Employer states why the hire is needed and what the role entails; agent petitions must attach contracts with each end employer.
Schedule of the beneficiary's planned US activities — projects, locations, dates. Must be specific.
Include independent recommenders — not collaborators, advisors, or current colleagues — from different institutions.
Citation reports from Google Scholar / Web of Science / Semantic Scholar, h-index, scanned media coverage.
Filed with I-129 when an attorney is representing the case.
Timeline
| Stage | Duration | What can go wrong |
|---|---|---|
| Qualification & evidence strategy | 1–2 weeks | Hitting only the 3-criteria floor with no independent recommenders sharply lowers approval odds. |
| Obtain advisory opinion | 2–4 weeks | Late outreach delays the whole timeline. If no peer group exists, prepare substitute expert letters. |
| Document preparation & evidence-package compilation | 2–6 weeks | Vague itineraries and boilerplate employer letters are common RFE triggers. |
| USCIS adjudication (regular) | 3–5 months | RFEs typically focus on advisory-opinion sufficiency and the strength of extraordinary-ability evidence. |
| USCIS adjudication (Premium Processing) | 15 business days | Premium only shortens timing, not the bar — a weak case stays weak. |
| Visa stamping / change of status | 2–8 weeks | Consular interviews can trigger administrative processing (221(g)), especially for STEM fields. |
| Initial validity | Up to 3 years | Extensions require fresh proof of continued field activity — job switches or long gaps complicate renewal. |
FAQ
Similar but not identical. O-1A meets 3 of 8 criteria (nonimmigrant); EB-1A meets 3 of 10 plus a holistic "sustained acclaim at the very top" argument under Kazarian Step 2. O-1A is widely treated as a slightly lower bar. Many petitioners get O-1A first and reuse the evidence for an EB-1A green card later.
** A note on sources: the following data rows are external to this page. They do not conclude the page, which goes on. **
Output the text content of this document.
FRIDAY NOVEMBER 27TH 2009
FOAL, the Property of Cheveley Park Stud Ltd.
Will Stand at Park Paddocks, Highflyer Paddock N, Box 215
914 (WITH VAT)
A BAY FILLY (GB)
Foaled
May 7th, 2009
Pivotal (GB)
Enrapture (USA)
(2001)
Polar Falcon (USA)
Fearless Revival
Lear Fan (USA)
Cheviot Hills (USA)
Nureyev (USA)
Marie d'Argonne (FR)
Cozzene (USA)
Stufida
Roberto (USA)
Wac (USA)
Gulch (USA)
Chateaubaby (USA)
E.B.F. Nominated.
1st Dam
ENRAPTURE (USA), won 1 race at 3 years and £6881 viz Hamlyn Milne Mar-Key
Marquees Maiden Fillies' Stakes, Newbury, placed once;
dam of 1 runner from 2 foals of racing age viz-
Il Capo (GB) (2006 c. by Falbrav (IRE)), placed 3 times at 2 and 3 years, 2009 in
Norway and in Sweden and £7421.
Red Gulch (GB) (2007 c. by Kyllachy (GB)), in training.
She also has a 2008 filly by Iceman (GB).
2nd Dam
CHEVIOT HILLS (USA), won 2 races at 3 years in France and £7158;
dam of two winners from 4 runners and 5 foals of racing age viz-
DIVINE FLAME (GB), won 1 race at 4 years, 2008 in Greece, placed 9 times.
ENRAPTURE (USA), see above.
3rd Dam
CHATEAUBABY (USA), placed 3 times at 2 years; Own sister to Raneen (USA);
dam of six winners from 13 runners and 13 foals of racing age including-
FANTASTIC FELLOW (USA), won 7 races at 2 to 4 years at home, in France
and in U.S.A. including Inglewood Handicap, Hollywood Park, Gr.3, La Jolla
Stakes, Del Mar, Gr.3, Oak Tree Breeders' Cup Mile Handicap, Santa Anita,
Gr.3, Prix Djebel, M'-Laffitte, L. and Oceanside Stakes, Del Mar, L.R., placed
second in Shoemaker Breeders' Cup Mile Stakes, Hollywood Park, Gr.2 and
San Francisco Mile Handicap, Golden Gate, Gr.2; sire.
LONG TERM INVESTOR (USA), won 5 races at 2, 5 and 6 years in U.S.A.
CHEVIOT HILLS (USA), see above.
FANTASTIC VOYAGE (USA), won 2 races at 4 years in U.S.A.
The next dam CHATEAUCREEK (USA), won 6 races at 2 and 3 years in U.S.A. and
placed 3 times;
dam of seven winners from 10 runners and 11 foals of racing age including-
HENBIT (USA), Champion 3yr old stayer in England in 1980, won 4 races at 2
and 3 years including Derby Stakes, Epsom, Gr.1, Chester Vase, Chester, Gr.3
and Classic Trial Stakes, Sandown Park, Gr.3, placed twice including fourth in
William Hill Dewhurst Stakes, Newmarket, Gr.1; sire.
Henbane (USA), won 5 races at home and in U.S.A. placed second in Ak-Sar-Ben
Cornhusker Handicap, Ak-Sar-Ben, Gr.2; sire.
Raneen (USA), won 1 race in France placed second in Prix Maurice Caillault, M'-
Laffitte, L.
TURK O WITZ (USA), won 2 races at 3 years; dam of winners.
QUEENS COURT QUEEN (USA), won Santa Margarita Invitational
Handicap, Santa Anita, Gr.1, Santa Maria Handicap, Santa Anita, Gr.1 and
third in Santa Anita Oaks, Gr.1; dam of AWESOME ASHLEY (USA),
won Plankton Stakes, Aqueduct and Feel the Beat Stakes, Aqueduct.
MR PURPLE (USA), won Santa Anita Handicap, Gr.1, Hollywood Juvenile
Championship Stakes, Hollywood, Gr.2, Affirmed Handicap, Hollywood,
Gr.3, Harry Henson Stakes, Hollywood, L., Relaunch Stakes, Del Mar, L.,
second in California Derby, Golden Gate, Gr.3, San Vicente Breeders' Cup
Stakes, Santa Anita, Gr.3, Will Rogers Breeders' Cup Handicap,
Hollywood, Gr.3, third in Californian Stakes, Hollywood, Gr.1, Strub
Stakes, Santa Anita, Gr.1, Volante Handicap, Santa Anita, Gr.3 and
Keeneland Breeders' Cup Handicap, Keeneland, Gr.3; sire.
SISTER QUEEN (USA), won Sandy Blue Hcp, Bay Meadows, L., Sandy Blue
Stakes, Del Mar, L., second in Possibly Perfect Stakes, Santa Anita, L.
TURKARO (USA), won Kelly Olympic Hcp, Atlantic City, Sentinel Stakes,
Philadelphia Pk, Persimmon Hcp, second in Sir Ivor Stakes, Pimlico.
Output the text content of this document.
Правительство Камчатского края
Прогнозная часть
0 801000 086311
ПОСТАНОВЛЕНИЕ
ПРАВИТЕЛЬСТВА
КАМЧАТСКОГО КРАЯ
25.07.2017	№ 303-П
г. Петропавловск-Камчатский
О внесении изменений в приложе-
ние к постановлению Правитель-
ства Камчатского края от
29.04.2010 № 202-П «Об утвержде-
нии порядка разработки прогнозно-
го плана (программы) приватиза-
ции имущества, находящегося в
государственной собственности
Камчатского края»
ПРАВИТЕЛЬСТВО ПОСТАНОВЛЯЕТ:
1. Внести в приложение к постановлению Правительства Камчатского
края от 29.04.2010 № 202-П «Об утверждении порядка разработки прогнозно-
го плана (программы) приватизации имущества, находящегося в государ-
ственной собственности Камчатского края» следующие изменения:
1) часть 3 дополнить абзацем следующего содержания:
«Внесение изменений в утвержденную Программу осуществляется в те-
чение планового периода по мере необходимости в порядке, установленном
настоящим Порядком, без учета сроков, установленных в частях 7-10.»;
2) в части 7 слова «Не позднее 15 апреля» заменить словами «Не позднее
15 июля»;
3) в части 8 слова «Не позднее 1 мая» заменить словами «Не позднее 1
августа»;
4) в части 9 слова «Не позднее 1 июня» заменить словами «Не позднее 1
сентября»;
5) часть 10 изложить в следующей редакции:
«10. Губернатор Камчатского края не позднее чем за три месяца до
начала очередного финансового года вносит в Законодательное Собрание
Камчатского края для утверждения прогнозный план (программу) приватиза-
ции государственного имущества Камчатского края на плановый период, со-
O-1A is not a self-petition, but founders have two paths: (1) your own US company can serve as petitioner, provided it is a bona fide independent employer with control over your work; or (2) file through a US agent who lists multiple end-clients and contracts. Matter of Hira and the 2010 Neufeld memo frame the employer-employee analysis.
A written consultation from a peer group or labor organization in the beneficiary's field, assessing standing in the field — a statutory requirement for O-1 (not for EB-1A). When no comparable organization exists, USCIS accepts a "no comparable organization" statement plus substitute expert letters from independent peers. Allow 2–4 weeks; start early.
Initial O-1A approval runs up to 3 years, scoped to the itinerary you filed. Extensions are unlimited, up to 3 years each (often filed in 1-year increments in practice), conditional on continued activity in the field. There is no 6-year cap like H-1B.
Yes. O-1A explicitly permits dual intent — confirmed in 9 FAM 402.13-5(D) and the USCIS Policy Manual. You can pursue EB-1A or NIW in parallel without prejudicing your O-1A renewal, return visa, or entry. This is a clear advantage over H-1B (in some scenarios) and J-1 (when 212(e) applies).
Yes. Spouses and unmarried children under 21 receive O-3 derivative status, valid for the same period as your O-1A. O-3 holders can live and study in the US (K-12 through college) but cannot work — a key difference from H-4 (EAD eligible in some cases) and L-2 (EAD eligible). A working spouse typically needs an independent work visa.